The mask is classified as a semi-open anaesthetic breathing system (circuit). As the mask increases the anatomical dead space for breathing, it causes an increase in the patient’s minute volume ventilation in an attempt to compensate for the reduction in alveolar ventilation. This physiological ventilatory enhancement hastens the vaporisation and inhalation of the anaesthetic and is conducive to a quicker and less stormy induction.
 
The Schimmelbusch mask was probably used in Hong Kong soon after its introduction to clinical anaesthesia in the western world.

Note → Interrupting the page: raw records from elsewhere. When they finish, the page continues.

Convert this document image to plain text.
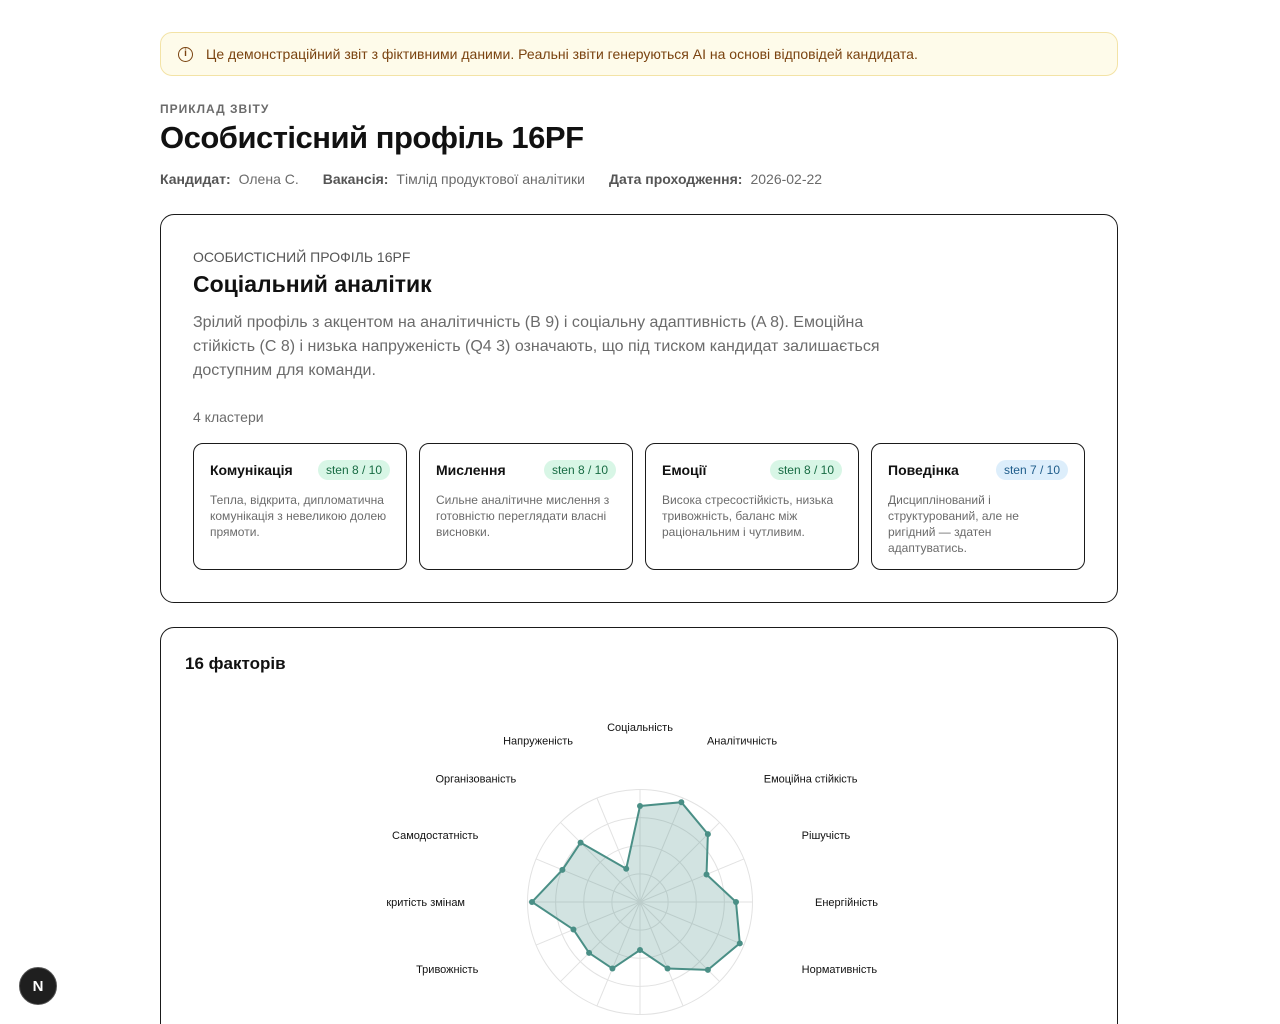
i	Це демонстраційний звіт з фіктивними даними. Реальні звіти генеруються AI на основі відповідей кандидата.
ПРИКЛАД ЗВІТУ
Особистісний профіль 16PF
Кандидат: Олена С. Вакансія: Тімлід продуктової аналітики Дата проходження: 2026-02-22
ОСОБИСТІСНИЙ ПРОФІЛЬ 16PF
Соціальний аналітик

Зрілий профіль з акцентом на аналітичність (B 9) і соціальну адаптивність (A 8). Емоційна стійкість (C 8) і низька напруженість (Q4 3) означають, що під тиском кандидат залишається доступним для команди.

4 кластери
Комунікація	sten 8 / 10
Тепла, відкрита, дипломатична комунікація з невеликою долею прямоти.
Мислення	sten 8 / 10
Сильне аналітичне мислення з готовністю переглядати власні висновки.
Емоції	sten 8 / 10
Висока стресостійкість, низька тривожність, баланс між раціональним і чутливим.
Поведінка	sten 7 / 10
Дисциплінований і структурований, але не ригідний — здатен адаптуватись.
16 факторів
Соціальність
Аналітичність
Емоційна стійкість
Рішучість
Енергійність
Нормативність
Тривожність
критість змінам
Самодостатність
Організованість
Напруженість
N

As ether and chloroform anaesthesia were prevalent in Hong Kong from the early colonial days, with the first recorded surgical operation performed on 18 March 1848 by a British surgeon employing chloroform anaesthesia, it is conceivable that the mask was generally used for the purpose in Hong Kong since its invention and introduction. Ether and chloroform were superseded by the introduction of barbiturates (pentobarbital and methohexital) for intravenous induction of general anaesthesia and the use of inhalation anaesthetic agents like trichloroethylene, and then halothane, for induction or maintenance of general anaesthesia in the 1950s. The mask was superseded when new anaesthetic machines and breathing circuits were designed after the Second World War to vapourise and deliver volatile anaesthetics, eg the Epstein-Macintosh-Oxford (EMO) ether anaesthetic apparatus (1956), and the Boyle’s series of Anaesthetic Machines (1950s to 1990s)—a British anaesthetic equipment often used in Hong Kong at the time. The EMO remained a back-up for the more modern anaesthetic equipment (and for anaesthetic training) in Hong Kong until the 1970s when they were completely retired from service.